Soit les données suivantes : https://archive.ics.uci.edu/ml/datasets/Bike+Sharing+Dataset#

In [0]:
! wget https://archive.ics.uci.edu/ml/machine-learning-databases/00275/Bike-Sharing-Dataset.zip
! unzip 'Bike-Sharing-Dataset.zip'

df = pd.read_csv('day.csv')
target = 'cnt'
Y = df[target]
X = df.drop([target, 'instant', 'dteday', 'yr', 'casual', 'registered'], axis=1)

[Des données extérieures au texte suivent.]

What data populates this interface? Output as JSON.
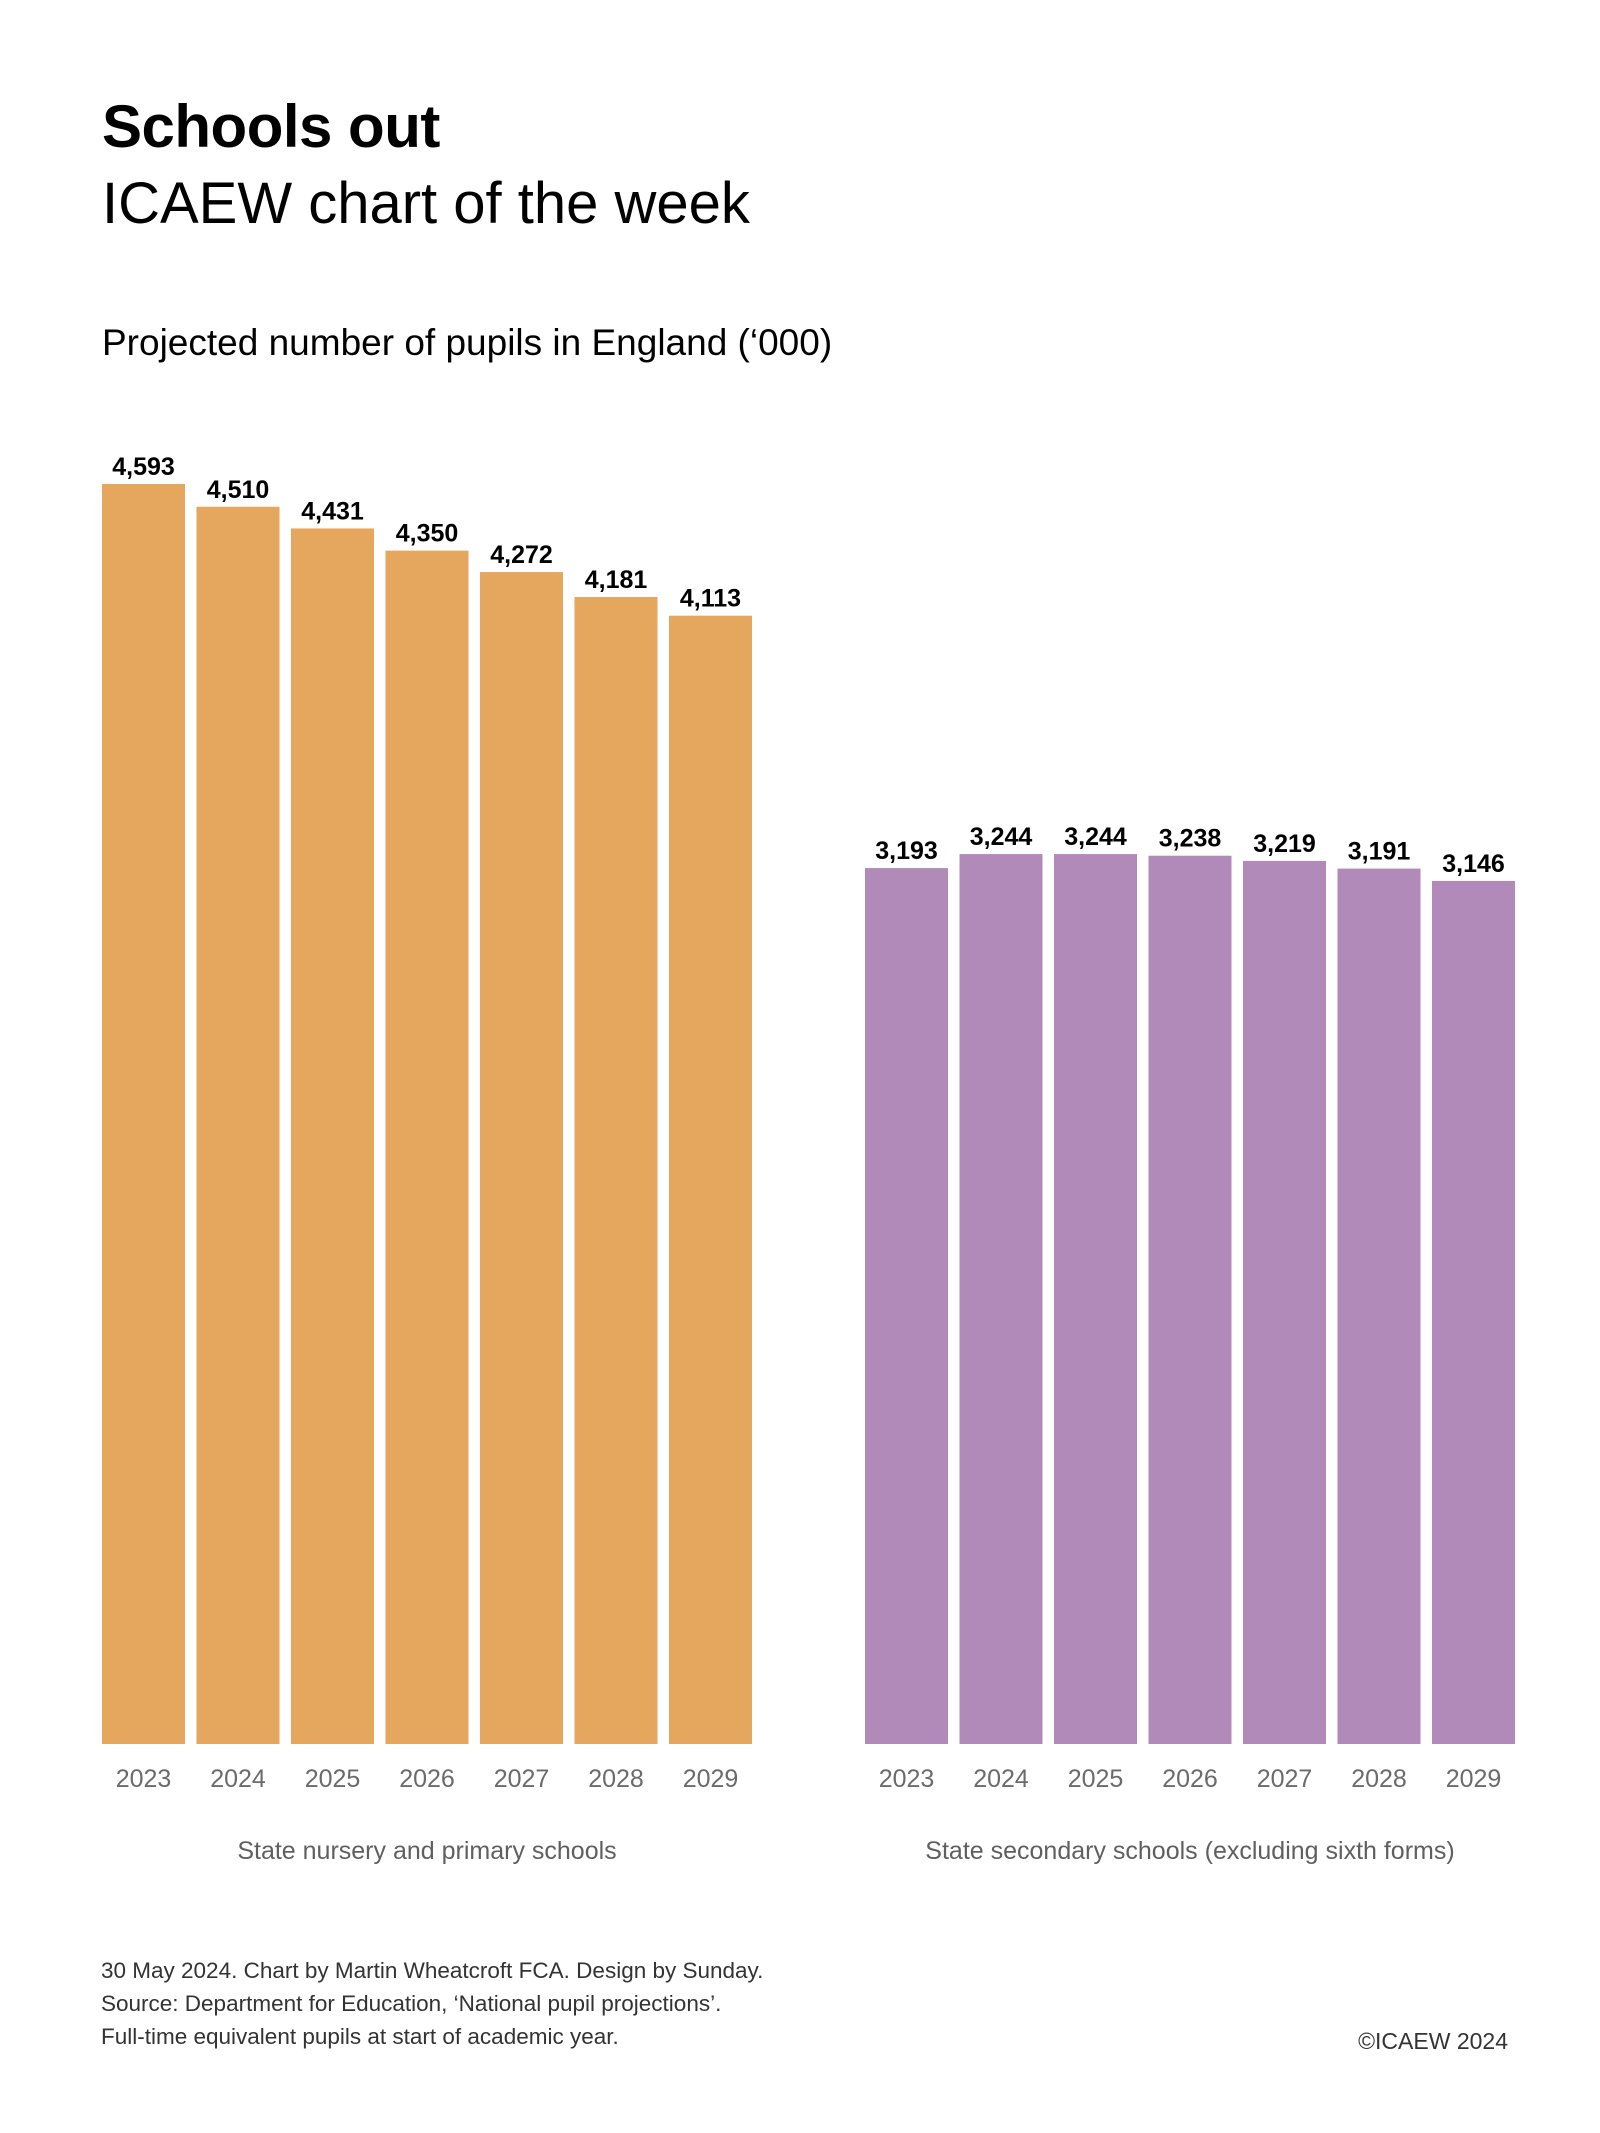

--2019-11-01 14:17:34--  https://archive.ics.uci.edu/ml/machine-learning-databases/00275/Bike-Sharing-Dataset.zip
Resolving archive.ics.uci.edu (archive.ics.uci.edu)... 128.195.10.252
Connecting to archive.ics.uci.edu (archive.ics.uci.edu)|128.195.10.252|:443... connected.
HTTP request sent, awaiting response... 200 OK
Length: 279992 (273K) [application/x-httpd-php]
Saving to: ‘Bike-Sharing-Dataset.zip.3’


2019-11-01 14:17:34 (1.74 MB/s) - ‘Bike-Sharing-Dataset.zip.3’ saved [279992/279992]

Archive:  Bike-Sharing-Dataset.zip
replace Readme.txt? [y]es, [n]o, [A]ll, [N]one, [r]ename: y
  inflating: Readme.txt              
replace day.csv? [y]es, [n]o, [A]ll, [N]one, [r]ename: y
  inflating: day.csv                 
replace hour.csv? [y]es, [n]o, [A]ll, [N]one, [r]ename: y
  inflating: hour.csv                


La régression ridge et lasso sont des extensions de la régression linéaire par moindres carrés permettant d'éviter le risque de sur-apprentissage. L'idée est d'ajouter une pénalisation au problème de régression par moindres carrés:
$$ \arg\min_{w \in \mathbb{R}^d, b \in \mathbb{R}} \sum_{i=1}^n \big(y_i - \langle w, x_i \rangle-b\big)^2 + \lambda \Omega(w) $$


$$ \text{avec} \qquad \lambda \in \mathbb{R} \qquad \text{le paramètre de régularisation où} $$

$$ \Omega(w) = \|w\|_2^2 \qquad \text{pour la régression Ridge} $$
$$ \Omega(w) = \|w\|_1 \qquad \text{pour la régression Lasso} $$

a) Utilisant la bibliothèque Scikit-learn, appliquez la régression Ridge et la régression Lasso sur le jeu de données "Bike Sharing". Affichez et comparez les deux solutions obtenues.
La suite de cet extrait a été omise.